Schwartz was diagnosed with acute myeloid leukemia in December 2008, during her junior year at Yale. She had been sick for much of the fall semester, but attributed it to stress and an initial diagnosis of anemia. She was diagnosed on December 8, 2008. She started treatment for her cancer in December 2008 and was able to briefly return to school and began practicing with the hockey team again in January 2010. In April 2010, she received word that her cancer had returned and was forced to leave school.

Doctors had decided that Schwartz's best option for treatment would be either a cord blood or bone marrow transplant. In the hopes of finding a match, bone marrow drives were organized at Yale University and at several locations throughout Canada. In the first two years Yale University hosted drives, they added more than 1600 potential donors. These bone marrow drives did not result in a match for Schwartz, but doctors found a suitable donor from umbilical cord blood. In September 2010, Schwartz underwent the transplant in Seattle. Her cancer went into remission after the transplant, but returned again in December 2010. Shortly after this, Schwartz decided to discontinue most forms of treatment. Rather than hoping for a cure, Schwartz continued with palliative chemotherapy designed to minimize her symptoms.
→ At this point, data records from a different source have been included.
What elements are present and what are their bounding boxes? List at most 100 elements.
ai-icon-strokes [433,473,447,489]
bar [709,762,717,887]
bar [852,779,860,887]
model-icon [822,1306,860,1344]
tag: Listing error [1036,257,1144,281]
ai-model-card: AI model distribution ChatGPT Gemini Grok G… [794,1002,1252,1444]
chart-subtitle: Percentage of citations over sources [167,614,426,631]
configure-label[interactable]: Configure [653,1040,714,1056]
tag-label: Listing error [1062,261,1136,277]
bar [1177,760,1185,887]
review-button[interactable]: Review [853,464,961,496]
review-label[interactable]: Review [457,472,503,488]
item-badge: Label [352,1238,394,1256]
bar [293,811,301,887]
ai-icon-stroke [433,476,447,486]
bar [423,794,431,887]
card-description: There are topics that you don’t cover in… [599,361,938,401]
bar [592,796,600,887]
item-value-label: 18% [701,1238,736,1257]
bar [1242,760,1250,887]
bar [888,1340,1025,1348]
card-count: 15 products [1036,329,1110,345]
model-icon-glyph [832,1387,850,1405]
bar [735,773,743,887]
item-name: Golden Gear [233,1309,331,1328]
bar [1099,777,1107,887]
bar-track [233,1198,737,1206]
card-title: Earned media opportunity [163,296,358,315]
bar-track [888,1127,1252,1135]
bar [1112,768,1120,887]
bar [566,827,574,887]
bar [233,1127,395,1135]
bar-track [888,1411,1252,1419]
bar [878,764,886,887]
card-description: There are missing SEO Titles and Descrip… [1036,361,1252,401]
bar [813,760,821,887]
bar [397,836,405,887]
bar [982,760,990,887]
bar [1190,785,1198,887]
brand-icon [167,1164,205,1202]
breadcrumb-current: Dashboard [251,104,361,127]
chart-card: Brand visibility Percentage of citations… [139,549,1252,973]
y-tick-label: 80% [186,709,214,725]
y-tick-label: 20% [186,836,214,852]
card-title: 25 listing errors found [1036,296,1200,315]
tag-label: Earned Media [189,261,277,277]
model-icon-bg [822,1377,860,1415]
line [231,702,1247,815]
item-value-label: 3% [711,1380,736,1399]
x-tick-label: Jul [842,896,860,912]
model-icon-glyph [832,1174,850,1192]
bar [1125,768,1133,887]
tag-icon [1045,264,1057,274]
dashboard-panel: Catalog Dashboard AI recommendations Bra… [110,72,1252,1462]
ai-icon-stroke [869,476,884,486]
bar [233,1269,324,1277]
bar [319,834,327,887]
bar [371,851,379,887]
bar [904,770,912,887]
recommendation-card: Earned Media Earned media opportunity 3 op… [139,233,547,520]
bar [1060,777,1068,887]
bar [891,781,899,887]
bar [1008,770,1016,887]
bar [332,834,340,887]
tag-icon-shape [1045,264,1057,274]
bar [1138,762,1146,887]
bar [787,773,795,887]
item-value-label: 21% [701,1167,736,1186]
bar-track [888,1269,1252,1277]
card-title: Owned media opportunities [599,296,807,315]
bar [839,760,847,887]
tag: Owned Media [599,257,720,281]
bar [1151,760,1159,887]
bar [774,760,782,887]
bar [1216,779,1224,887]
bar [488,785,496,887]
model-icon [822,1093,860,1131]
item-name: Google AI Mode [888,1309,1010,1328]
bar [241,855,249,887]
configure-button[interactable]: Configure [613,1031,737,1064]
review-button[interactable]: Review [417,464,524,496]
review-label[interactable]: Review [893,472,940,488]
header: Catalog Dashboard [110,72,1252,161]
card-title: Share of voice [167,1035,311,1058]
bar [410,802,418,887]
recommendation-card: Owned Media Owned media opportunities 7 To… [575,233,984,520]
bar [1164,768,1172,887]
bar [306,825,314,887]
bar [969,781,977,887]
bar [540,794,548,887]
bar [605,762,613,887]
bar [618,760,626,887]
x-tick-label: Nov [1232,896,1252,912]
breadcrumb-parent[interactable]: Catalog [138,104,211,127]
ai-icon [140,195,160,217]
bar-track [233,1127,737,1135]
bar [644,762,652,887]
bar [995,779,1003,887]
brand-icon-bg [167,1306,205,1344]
On April 2, 2011, she entered a Regina hospital and died the following day.

== Personal life ==

Schwartz was the daughter of Rick and Carol Schwartz. Brothers Jaden and Rylan both played for the Colorado College men's ice hockey team. Jaden was a first round draft pick of the St. Louis Blues in the 2010 NHL entry draft, and currently plays for the Seattle Kraken. Jaden, having previously worn the number 9 during his first two years with the Blues, switched to number 17 as a tribute to his older sister; it was the number she wore on ice. Her brother Rylan has played in six leagues over the course of his professional hockey career, currently playing the 2020/21 season with the Lausitzer Foxes of the German DEL2. Her and partner Kaylem Prefontaine planned to marry in 2012.

== Legacy ==
Yale University has made bone marrow drives an annual event on campus. The first two drives signed up over 1,600 potential donors. The 2011 drive was held in April, shortly after Schwartz's death. Shortly after the event, it was announced that the drive had unofficially signed up almost 900 potential donors. Although the school's drives did not find a match for Schwartz, they have generated 28 other matches for patients who required a bone marrow transplant. The success of Yale's bone marrow drives is statistically unlikely, according to Sam Rubin who works in Yale's sports publicity department. Rubin stated, "Usually, it takes tens of thousands of people to get one match. It's like looking for a needle in a haystack."

ECAC Hockey renamed its Student-Athlete of the Year Award in memory of Mandi Schwartz. The announcement was made on the day of what would have been Mandi's 24th birthday. "ECAC Hockey's Mandi Schwartz Student-Athlete of the Year Award goes to a student-athlete who excels in the classroom, participates in fifty percent of the team's games, and demonstrates leadership on and off the ice. Each head coach nominates a student-athlete, and a committee made up of school administrators has the task of selecting the recipient." Schwartz's high school, Athol Murray College of Notre Dame, in Wilcox, Saskatchewan hosts the Mandi Schwartz Memorial Tournament annually. It is advertised as the biggest female hockey tournament in western Canada.